Shares in Cathay Pacific fell as much as 6.9 per cent on Wednesday after the Hong Kong flag carrier swung to its first annual loss since 2008.
The airline reported a net loss of HK$575m ($74m) for 2016 in the face of increased competition from mainland Chinese airlines and falling demand for its premium class seats.
The net loss compares with a HK$6bn profit reported in 2015, and came amid what the airline described as a “difficult” operating environment with “intense and increasing” competition from rivals.
The loss also undershot analysts’ consensus estimate of a HK$450m profit, according to Bloomberg.
Cathay stock recovered slightly to trade down 1.4 per cent at HK$11.44 a share in late-afternoon trading, while the benchmark Hang Seng index was flat.
“Three economic factors were important: the reduced rate of economic growth in mainland China, a reduction in the number of visitors to Hong Kong, and the strength of the Hong Kong dollar,” said Cathay.
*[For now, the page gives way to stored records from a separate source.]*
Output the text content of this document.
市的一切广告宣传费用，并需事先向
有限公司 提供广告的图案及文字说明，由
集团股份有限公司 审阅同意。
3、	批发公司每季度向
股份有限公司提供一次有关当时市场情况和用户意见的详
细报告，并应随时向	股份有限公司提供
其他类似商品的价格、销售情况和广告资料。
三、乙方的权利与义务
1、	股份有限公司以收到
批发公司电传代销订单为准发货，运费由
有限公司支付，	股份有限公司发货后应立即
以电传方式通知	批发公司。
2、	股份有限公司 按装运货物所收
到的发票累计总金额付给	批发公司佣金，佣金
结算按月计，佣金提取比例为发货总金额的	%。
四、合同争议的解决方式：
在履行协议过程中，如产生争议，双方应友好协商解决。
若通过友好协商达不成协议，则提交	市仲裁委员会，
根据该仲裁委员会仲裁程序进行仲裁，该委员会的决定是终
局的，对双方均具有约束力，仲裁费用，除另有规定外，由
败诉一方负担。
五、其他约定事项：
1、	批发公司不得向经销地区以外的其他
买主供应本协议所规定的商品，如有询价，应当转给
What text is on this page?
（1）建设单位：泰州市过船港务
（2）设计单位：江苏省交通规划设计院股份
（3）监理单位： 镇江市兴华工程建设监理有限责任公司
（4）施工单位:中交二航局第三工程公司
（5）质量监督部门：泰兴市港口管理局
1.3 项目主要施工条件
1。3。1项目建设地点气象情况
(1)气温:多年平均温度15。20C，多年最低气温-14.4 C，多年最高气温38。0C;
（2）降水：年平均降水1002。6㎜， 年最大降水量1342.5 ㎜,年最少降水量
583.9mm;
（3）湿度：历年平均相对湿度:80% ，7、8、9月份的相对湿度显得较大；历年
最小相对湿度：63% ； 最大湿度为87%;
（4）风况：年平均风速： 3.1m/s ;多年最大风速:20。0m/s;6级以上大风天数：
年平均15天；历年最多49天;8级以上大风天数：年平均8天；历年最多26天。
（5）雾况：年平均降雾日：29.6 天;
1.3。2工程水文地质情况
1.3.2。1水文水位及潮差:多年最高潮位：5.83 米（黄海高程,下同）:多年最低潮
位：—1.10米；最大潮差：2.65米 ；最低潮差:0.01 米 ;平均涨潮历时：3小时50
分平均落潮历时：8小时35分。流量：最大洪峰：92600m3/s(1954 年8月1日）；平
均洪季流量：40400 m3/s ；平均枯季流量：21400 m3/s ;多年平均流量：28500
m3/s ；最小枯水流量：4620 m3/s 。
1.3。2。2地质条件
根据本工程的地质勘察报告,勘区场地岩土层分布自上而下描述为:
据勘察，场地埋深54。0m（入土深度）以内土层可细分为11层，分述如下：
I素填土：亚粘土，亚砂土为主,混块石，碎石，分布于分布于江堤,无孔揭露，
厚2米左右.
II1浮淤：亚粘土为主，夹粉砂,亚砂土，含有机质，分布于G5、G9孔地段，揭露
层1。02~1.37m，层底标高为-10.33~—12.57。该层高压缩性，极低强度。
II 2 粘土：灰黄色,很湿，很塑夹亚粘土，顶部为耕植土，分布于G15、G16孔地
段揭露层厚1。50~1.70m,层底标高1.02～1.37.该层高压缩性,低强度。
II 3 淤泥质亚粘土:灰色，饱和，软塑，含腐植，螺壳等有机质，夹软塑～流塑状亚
The airline added that heightened competition from mainland Chinese carriers operating more flights to the US had piled pressure on its yield.
Passenger yield per kilometre — a key measure of airline profitability — fell 9.2 per cent year-on-year to 54.1 Hong Kong cents.
The airline’s cargo unit felt the impact of overcapacity, which dragged down revenues 13.2 per cent year-on-year to HK$20bn.
“The cargo market got off to a good start, but overcapacity is expected to persist,” said John Slosar, Cathay chairman. “We expect the operating environment in 2017 to remain challenging.”
The number of corporate passengers travelling from the airline’s home market fell for the first time since 2009. Cathay said it had responded to the slip by offering promotions on its premium class tickets to attract leisure travellers.
Cathay’s fuel hedging loss for the year was HK$8.46bn, roughly on par with the HK$8.47bn hedging loss reported 2015. The airline expects to benefit from lower fuel prices this year but is still forecasting a hedging loss for 2017, although it expects this to be lower than in 2016.
The airline had previously reported an 82 per cent fall in net income in the first half linked to losses from fuel hedging and a slowdown in China.
As a result, Cathay launched its largest strategic review in two decades and in January said it would undergo a reorganisation that would include job cuts, without specifying numbers.